Contudo, houve dificuldade de acessar as matérias jornalísticas amplamente
divulgadas no dia posterior ao crime. A rapidez na veiculação das informações torna-se, curiosamente na economia de mercado, um óbice para o seu acesso, criando a
valorização da informação instantânea15.
Aquilo que um ano antes de se iniciar a análise deste caso era alardeado em
todos os telejornais do dia - e disponibilizado em larga escala pela internet - não é
mais possível de ser acessado com tanta facilidade. Por este motivo, analisar-se-á,
neste artigo, somente a entrevista dada pelos pais de João Hélio à Fátima Bernardes
no programa Fantástico.
O programa Fantástico é iniciado com a fala de Zeca Camargo: “Boa noite.
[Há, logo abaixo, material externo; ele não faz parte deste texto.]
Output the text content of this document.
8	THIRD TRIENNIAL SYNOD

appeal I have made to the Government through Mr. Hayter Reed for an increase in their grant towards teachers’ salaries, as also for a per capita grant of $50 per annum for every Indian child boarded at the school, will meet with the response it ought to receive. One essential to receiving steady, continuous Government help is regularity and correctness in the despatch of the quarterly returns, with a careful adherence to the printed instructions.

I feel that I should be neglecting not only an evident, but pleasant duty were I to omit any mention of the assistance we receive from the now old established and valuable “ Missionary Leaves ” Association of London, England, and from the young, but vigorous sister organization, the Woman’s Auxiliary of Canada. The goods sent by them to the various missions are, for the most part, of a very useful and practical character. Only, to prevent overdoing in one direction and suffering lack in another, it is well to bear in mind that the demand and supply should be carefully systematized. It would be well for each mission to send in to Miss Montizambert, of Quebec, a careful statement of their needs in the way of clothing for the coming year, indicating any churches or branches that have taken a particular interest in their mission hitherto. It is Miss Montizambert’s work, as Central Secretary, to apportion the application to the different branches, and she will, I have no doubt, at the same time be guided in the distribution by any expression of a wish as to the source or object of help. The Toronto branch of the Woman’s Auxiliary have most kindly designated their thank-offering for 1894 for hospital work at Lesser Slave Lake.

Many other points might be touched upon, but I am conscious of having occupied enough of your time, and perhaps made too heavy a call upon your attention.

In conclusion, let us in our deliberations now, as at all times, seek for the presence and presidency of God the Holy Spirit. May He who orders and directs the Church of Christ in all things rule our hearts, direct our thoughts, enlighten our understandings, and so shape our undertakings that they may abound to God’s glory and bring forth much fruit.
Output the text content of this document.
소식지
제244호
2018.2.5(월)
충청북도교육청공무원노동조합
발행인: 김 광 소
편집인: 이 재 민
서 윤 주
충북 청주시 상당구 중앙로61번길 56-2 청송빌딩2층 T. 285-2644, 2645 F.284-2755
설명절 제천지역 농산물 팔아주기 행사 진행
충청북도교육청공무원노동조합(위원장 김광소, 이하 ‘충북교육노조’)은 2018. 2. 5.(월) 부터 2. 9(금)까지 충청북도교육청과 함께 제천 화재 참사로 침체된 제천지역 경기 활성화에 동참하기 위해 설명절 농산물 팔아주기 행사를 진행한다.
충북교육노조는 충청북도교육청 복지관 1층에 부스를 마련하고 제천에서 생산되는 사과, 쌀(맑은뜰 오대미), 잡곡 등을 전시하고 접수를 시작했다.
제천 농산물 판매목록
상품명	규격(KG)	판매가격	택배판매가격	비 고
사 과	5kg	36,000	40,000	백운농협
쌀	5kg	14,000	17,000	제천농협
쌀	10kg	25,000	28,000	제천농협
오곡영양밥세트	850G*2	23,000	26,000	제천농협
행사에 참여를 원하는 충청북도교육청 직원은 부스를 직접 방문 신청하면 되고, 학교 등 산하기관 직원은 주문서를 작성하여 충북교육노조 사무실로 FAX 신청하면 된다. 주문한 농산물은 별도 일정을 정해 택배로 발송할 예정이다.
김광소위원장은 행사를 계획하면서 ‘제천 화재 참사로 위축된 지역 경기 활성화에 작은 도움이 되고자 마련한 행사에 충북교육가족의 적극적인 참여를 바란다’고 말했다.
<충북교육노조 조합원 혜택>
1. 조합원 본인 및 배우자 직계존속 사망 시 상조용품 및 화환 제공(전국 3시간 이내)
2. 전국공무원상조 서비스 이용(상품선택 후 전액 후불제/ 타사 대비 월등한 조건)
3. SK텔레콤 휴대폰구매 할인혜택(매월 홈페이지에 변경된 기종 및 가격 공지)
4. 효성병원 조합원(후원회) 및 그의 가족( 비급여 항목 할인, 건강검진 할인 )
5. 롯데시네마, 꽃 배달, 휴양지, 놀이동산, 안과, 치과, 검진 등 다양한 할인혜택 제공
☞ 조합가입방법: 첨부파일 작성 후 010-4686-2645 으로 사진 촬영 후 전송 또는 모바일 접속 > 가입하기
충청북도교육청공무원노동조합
Uma família viveu esta semana no Rio de Janeiro uma tragédia que abalou o país:
quarta-feira à noite o menino João Hélio de seis anos voltava pra casa com a mãe
Rosa Cristina e a irmã Aline”.
Analisando a materialidade linguística das palavras proferidas pelo apresentador, verifica-se que a mencionada “tragédia” não é descrita na sequência frasal. A
forma como ocorreu sequer é mencionada pelo jornalista, sendo a simples menção
ao nome João Hélio autoexplicativa. Esta leva o telespectador a reproduzir em seu
imaginário o intertexto imagético do arrastamento, incessantemente reprisado, anteriormente, naquela semana. Na verdade, a finalidade principal desta introdução à
indumentária do medo é passar a sensação de sofrimento nacional, assim, há uma
dupla função dialética consistente em união, de todo o país abalado versus exclusão,
sob a figura de um inimigo. Tal dialética é assimilada sob um misto de espetáculo
e informação “imparcial”, como uma profecia que se autorrealizará posteriormente,
inclusive na sentença criminal, adiante analisada
A fala seguinte é atribuída à Glória Maria, que elucidará o motivo da comoção
nacional, completando a frase propositadamente inacabada por Zeca Camargo: “O
carro onde eles estavam foi assaltado e na fuga os bandidos arrastaram o menino,
preso pelo cinto de segurança por sete quilômetros”.
É importante perceber que a frase não é iniciada fazendo alusão ao ato de
arrastamento da vítima, mas, sim com a alusão a res furtivae, o carro assaltado. O
arrastamento gesticulado pela apresentadora constitui mais um clichê emocional.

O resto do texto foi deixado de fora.